En France, le Losc et l’OM ont signé la charte des 15 engagements écoresponsables auprès de WWF et du ministère des Sports et le club lillois se distingue régulièrement par ses trajets sans jet privé, comme la saison passée à Chelsea (train) et au Parc des Princes (train puis car en raison d’un retour de nuit).

« Oui, il y a cette problématique du retour en pleine nuit, mais ce n’est quand même pas un facteur qui doit arrêter les négociations, estime Michaël Ferrisi. On peut trouver des solutions, on est en France, le réseau ferroviaire est très développé, de bonne qualité, et on peut réussir à faire circuler quelques poignées de trains sur des voies en pleine nuit. J’espère que cette intervention de Galtier sera un mal pour un bien, et qu’elle va permettre de faire avancer les discussions entre la SNCF et le PSG, et même l’ensemble du sport français. Ce sujet ne doit plus en être un. »

D’autant que la SNCF a récemment montré qu’elle savait s’y prendre avec les contraintes nocturnes : à l’issue de la dernière finale de la Coupe de France Nantes-Nice (1-0), les supporters niçois avaient été rapatriés de nuit après la défaite de leur équipe. Les derniers chiffres fournis par la LFP concernant la proportion des déplacements des 40 clubs professionnels français remontent à la saison 2019-2020 et ils font état de 65 % des trajets effectués en avion, 31 % en bus et seulement 4 % en train.

Privatiser un train, plus cher que louer un jet

A l’occasion de la pose de la première pierre de la LDLC Arena, ce mardi à côté du Parc OL, Jean-Michel Aulas a évidemment été interrogé sur la grande polémique football de la semaine. « C’est un sujet très important qui doit être respecté, et en tant que grands sportifs et grands entrepreneurs, on se doit d’être exemplaires, précise JMA. Un certain nombre de déplacements seront effectués en car et j’ai compris que la SNCF était en train d’optimiser certains déplacements, peut-être sur Paris. Donc quand on pourra éviter l’avion, on prendra le car ou le train. » Pourtant en tête du classement 2021-2022, établi par l’organisation Sport Positive Leagues, des meilleurs clubs de Ligue 1 sur les questions écologiques (devant Clermont, l’ASSE, le Losc, Nice et le PSG), l’OL est surtout un bon élève grâce à sa fondation et ses initiatives de biodiversité et de covoiturage.

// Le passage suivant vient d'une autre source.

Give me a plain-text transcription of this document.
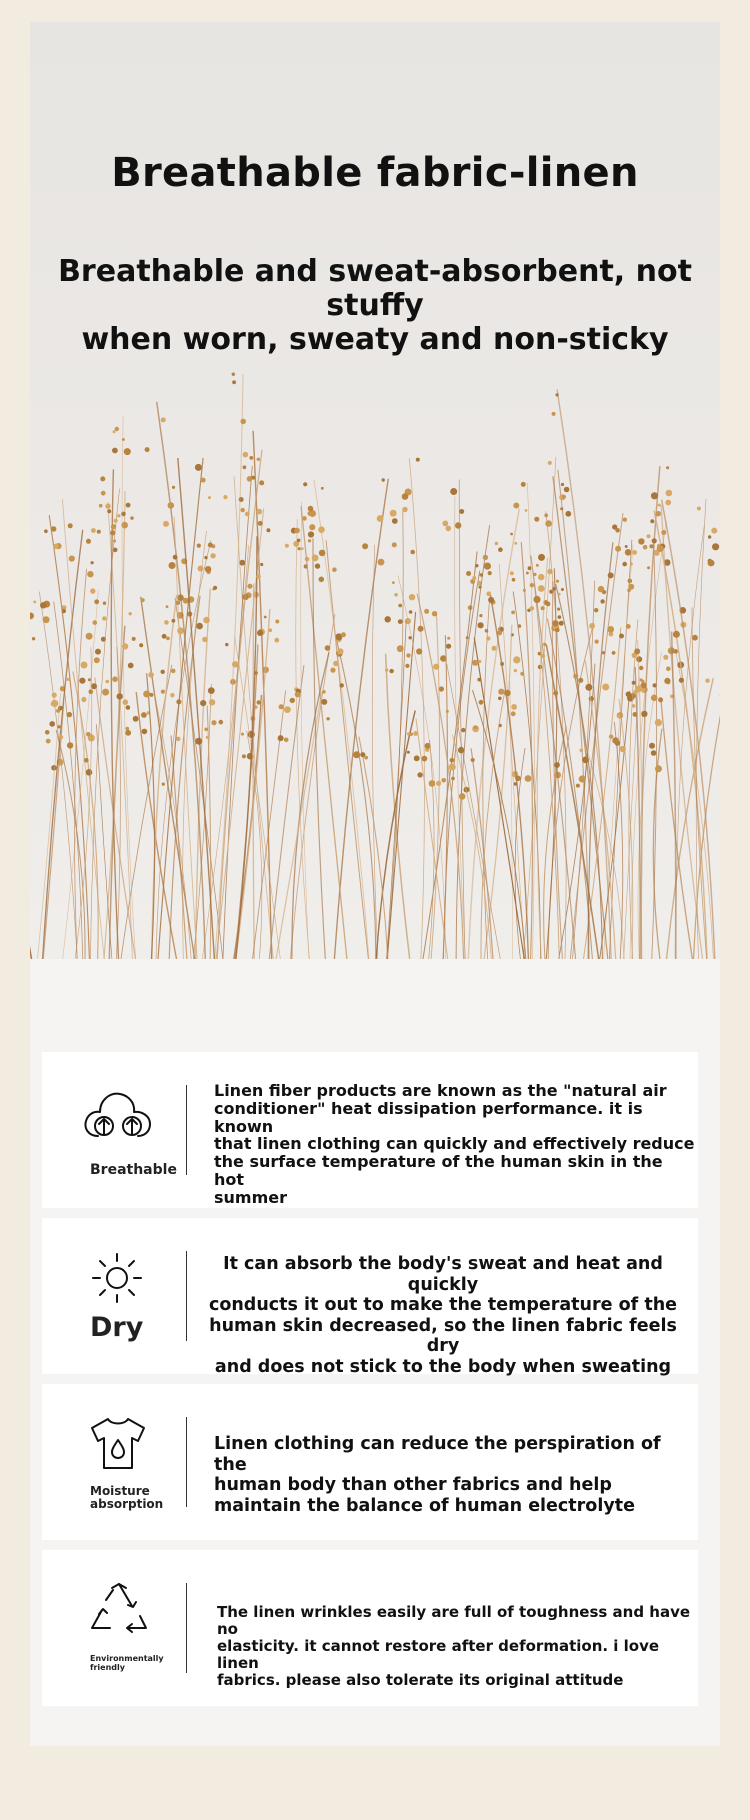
Breathable fabric-linen
Breathable and sweat-absorbent, not stuffy
when worn, sweaty and non-sticky
Breathable
Linen fiber products are known as the "natural air
conditioner" heat dissipation performance. it is known
that linen clothing can quickly and effectively reduce
the surface temperature of the human skin in the hot
summer
Dry
It can absorb the body's sweat and heat and quickly
conducts it out to make the temperature of the
human skin decreased, so the linen fabric feels dry
and does not stick to the body when sweating
Moisture
absorption
Linen clothing can reduce the perspiration of the
human body than other fabrics and help
maintain the balance of human electrolyte
Environmentally
friendly
The linen wrinkles easily are full of toughness and have no
elasticity. it cannot restore after deformation. i love linen
fabrics. please also tolerate its original attitude
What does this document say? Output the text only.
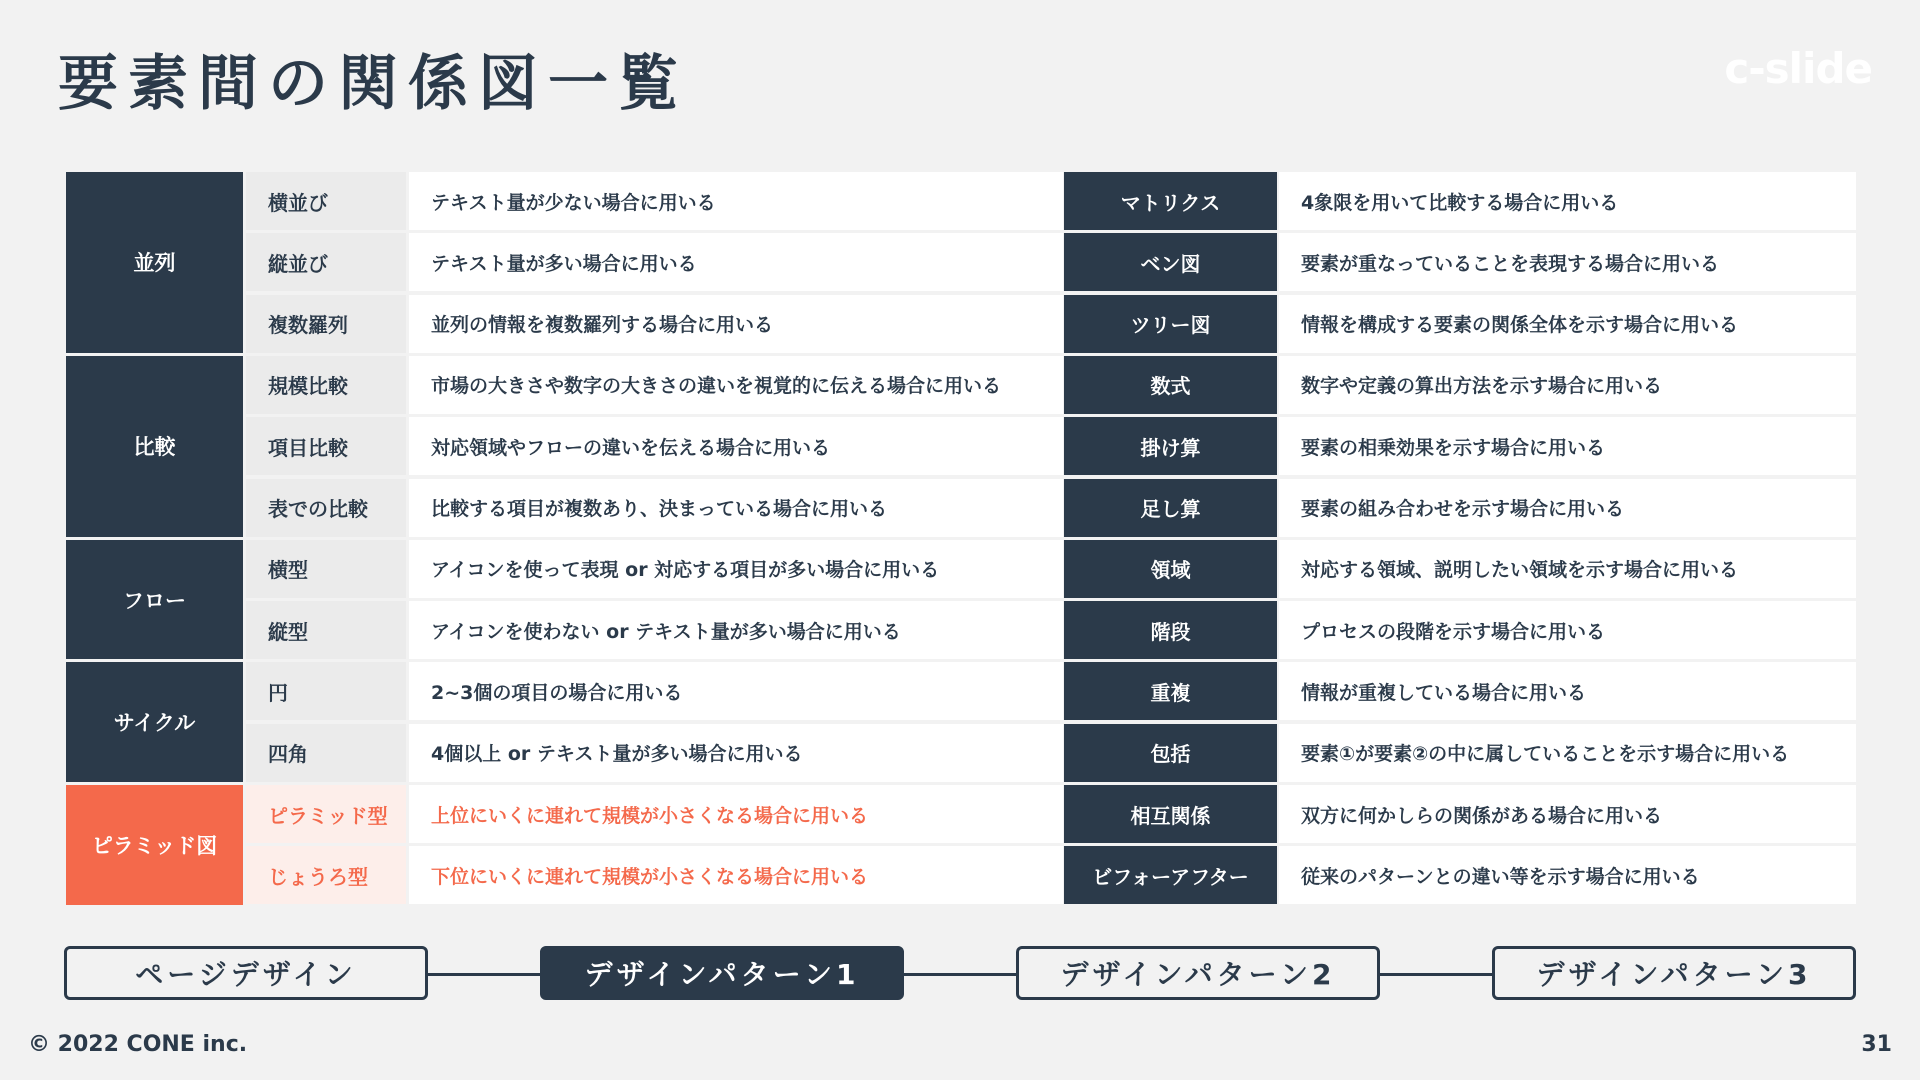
要素間の関係図一覧	c-slide
並列
横並び	テキスト量が少ない場合に用いる
縦並び	テキスト量が多い場合に用いる
複数羅列	並列の情報を複数羅列する場合に用いる
比較
規模比較	市場の大きさや数字の大きさの違いを視覚的に伝える場合に用いる
項目比較	対応領域やフローの違いを伝える場合に用いる
表での比較	比較する項目が複数あり、決まっている場合に用いる
フロー
横型	アイコンを使って表現 or 対応する項目が多い場合に用いる
縦型	アイコンを使わない or テキスト量が多い場合に用いる
サイクル
円	2~3個の項目の場合に用いる
四角	4個以上 or テキスト量が多い場合に用いる
ピラミッド図
ピラミッド型	上位にいくに連れて規模が小さくなる場合に用いる
じょうろ型	下位にいくに連れて規模が小さくなる場合に用いる
マトリクス	4象限を用いて比較する場合に用いる
ベン図	要素が重なっていることを表現する場合に用いる
ツリー図	情報を構成する要素の関係全体を示す場合に用いる
数式	数字や定義の算出方法を示す場合に用いる
掛け算	要素の相乗効果を示す場合に用いる
足し算	要素の組み合わせを示す場合に用いる
領域	対応する領域、説明したい領域を示す場合に用いる
階段	プロセスの段階を示す場合に用いる
重複	情報が重複している場合に用いる
包括	要素①が要素②の中に属していることを示す場合に用いる
相互関係	双方に何かしらの関係がある場合に用いる
ビフォーアフター	従来のパターンとの違い等を示す場合に用いる
ページデザイン	デザインパターン1	デザインパターン2	デザインパターン3
© 2022 CONE inc.	31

« L’OL estime que la problématique d’émission de CO2 concerne plutôt les déplacements de leurs supporteurs, résume Antoine Miche, président de l’association Football Ecologie France. Le problème, c’est que l’équipe professionnelle est un symbole et qu’elle doit être exemplaire pour inspirer tout l’environnement du club. » Dans les faits, le groupe professionnel lyonnais ne se déplaçait en car que pour affronter Dijon et Saint-Etienne lors des dernières saisons, soit moins que le PSG, qui privilégie généralement ce moyen de transport pour ses déplacements dans la moitié nord de la France (Lille, Lens, Reims, Troyes). 

L’argument économique est également pointé du doigt par certains acteurs du football français, puisqu’un vol privé peut coûter 20.000 euros de moins qu’un train SNCF privatisé, comme le suggérait dimanche via un tweet le responsable des TGV Alain Krakovitch. « Les clubs de football ont 10 ou 15 ans de retard sur la plupart des boîtes au niveau de la responsabilité sociétale des entreprises (RSE), élargit Antoine Miche. Il va donc falloir qu’ils accélèrent, et ça passera par l’engagement de joueurs et joueuses très connus. Car on a besoin de symboles pour contribuer à ce que les supporteurs deviennent des éco-supporteurs. » Kylian Mbappé ne sera a priori pas un phénomène de précocité sur ce coup-là.